Within the next two to three years, suppliers that often don't even know
they've had a breach, will be contractually bound to tell the government,
said Alan Chvotkin, executive vice president for the Professional Services
Council, a trade group representing government vendors.

"There's no classified information for contractors supporting the
Department of Housing and Urban Development, there's comparably very little
controlled technical information," he said. "You're now imposing a
requirement governmentwide that has today only been imposed on a subset of
all government contractors."

There could be some compliance issues and extra costs involved for the
suppliers, Chvotkin said.

Where it gets complicated is "assessing the extent of the damage, whether
the government can come in and seize equipment and your network while they
are doing their forensic reviews," he said.

"What is the company's liability to others because of that breach? Those
become the bigger barriers, not the mere reporting," he said. "If you do
make a report, here are the secondary and tertiary impacts of doing so, and
that's where companies take some time to evaluate before they make a
report."

In general, the contracting industry seems comfortable with the regime of
standards.

The format lets each organization choose a regimen of best practices for
handling hackers, from identifying potential vulnerabilities through
recovering from a successful intrusion. The best practices are drawn from
compendiums of federal and industry standards.

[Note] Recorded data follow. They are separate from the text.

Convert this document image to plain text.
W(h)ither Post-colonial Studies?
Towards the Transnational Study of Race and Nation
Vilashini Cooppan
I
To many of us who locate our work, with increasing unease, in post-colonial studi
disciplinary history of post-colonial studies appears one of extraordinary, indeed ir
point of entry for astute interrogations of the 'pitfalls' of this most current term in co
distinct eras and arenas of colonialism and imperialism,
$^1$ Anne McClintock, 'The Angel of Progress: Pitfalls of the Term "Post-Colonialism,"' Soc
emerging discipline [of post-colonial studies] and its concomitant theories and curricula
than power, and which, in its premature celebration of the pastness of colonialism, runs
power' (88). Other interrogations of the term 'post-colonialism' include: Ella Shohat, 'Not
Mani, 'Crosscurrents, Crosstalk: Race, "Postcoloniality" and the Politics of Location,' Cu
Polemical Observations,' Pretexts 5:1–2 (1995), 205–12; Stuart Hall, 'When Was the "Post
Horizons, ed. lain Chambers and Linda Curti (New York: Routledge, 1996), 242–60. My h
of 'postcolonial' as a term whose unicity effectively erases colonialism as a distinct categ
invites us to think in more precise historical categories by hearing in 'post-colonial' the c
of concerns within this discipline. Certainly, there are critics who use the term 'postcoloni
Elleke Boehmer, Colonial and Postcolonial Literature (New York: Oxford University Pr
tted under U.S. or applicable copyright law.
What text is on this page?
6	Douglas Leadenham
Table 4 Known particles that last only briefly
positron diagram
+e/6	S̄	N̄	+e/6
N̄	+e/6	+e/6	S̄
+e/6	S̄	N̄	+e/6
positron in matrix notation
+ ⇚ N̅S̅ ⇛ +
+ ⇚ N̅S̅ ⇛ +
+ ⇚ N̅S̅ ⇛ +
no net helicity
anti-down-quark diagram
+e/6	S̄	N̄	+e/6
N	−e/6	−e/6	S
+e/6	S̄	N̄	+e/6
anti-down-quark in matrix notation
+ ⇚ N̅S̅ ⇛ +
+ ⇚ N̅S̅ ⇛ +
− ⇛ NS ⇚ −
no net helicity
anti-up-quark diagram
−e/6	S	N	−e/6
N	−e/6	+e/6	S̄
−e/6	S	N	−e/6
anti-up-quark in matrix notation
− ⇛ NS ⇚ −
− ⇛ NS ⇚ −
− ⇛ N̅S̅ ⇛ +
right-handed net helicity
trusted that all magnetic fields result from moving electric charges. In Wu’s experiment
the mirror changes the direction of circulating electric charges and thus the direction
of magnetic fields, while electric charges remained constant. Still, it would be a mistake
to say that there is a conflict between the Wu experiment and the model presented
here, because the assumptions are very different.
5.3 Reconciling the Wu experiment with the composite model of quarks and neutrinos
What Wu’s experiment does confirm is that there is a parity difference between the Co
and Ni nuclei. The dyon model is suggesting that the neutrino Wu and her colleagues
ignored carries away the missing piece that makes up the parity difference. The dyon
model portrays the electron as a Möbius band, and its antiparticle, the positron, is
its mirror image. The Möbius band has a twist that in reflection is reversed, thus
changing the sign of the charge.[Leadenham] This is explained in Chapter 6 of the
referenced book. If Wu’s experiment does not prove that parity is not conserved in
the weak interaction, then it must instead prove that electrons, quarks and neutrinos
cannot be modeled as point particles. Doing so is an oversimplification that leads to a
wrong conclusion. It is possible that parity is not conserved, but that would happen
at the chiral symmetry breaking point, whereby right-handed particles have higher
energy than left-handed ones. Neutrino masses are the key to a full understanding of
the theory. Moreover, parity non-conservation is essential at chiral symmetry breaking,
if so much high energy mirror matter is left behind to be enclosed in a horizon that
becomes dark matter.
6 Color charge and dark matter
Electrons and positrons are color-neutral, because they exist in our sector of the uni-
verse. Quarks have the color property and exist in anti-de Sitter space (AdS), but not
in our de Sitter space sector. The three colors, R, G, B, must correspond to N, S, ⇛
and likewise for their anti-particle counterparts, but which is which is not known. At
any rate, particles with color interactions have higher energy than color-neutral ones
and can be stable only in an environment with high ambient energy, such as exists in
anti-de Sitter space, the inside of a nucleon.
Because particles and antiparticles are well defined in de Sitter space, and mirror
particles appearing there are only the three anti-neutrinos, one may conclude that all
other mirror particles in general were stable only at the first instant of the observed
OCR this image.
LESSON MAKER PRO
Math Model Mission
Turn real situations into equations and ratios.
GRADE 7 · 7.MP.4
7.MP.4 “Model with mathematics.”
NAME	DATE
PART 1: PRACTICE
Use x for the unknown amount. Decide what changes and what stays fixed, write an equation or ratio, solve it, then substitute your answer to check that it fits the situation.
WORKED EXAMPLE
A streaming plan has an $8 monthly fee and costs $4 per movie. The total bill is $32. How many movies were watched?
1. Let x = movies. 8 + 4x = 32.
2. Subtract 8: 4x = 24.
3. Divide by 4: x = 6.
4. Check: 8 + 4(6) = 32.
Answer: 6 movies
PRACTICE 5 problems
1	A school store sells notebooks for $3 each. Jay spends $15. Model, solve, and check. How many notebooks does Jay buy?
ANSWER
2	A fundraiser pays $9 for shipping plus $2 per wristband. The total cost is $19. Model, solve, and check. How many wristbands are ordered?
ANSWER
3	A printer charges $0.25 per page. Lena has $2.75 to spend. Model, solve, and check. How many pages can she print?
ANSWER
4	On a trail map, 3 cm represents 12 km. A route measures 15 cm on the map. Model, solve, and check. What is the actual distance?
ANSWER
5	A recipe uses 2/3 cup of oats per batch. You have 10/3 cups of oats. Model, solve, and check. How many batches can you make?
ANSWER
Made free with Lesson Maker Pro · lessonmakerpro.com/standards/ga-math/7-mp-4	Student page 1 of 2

"It talks about a range of options. It's not a single item. It doesn't say
always do A, B, C and D," Chvotkin said.

"We like regulations that allow tailoring based on the size of the company,
the nature of the risk, and the market that they are in," he said. " It's
not about what industry you're in. It's not about whether you're a
government contractor or not. It's, What is the nature of the business
you're in, your risk assessment of the threat of cybersecurity?"

The February 2013 executive order defined "critical infrastructure" as
assets "so vital to the United States that the incapacity or destruction of
such systems and assets would have a debilitating impact on security,
national economic security, national public health or safety."

Officials with the Internet Security Alliance, a group representing
critical infrastructure companies, said in a statement earlier this week
that the new rubric will leave those industries vulnerable. "Sophisticated
attackers, including nation-states and nation-state affiliated sources, and
increasingly criminal organizations, will not be substantially deterred by
the basic the standards and practices," officials said. They cited a 2012
Ponemon Institute-Bloomberg study that found companies would need to spend
almost nine times more on network defense to prevent a catastrophic
cyberattack on the scale of Pearl Harbor.

Government coffers are trying to help, but cyber budget increases have not
scaled up by that magnitude either. A fiscal 2014 spending bill enacted in
January included $447 million for the Pentagon's Cyber Command -- a two-fold
increase over the component's fiscal 2013 budget of $191 million. The
legislation provided $792 million for cybersecurity at the Homeland
Security Department, an uptick of $35.5 million over last year.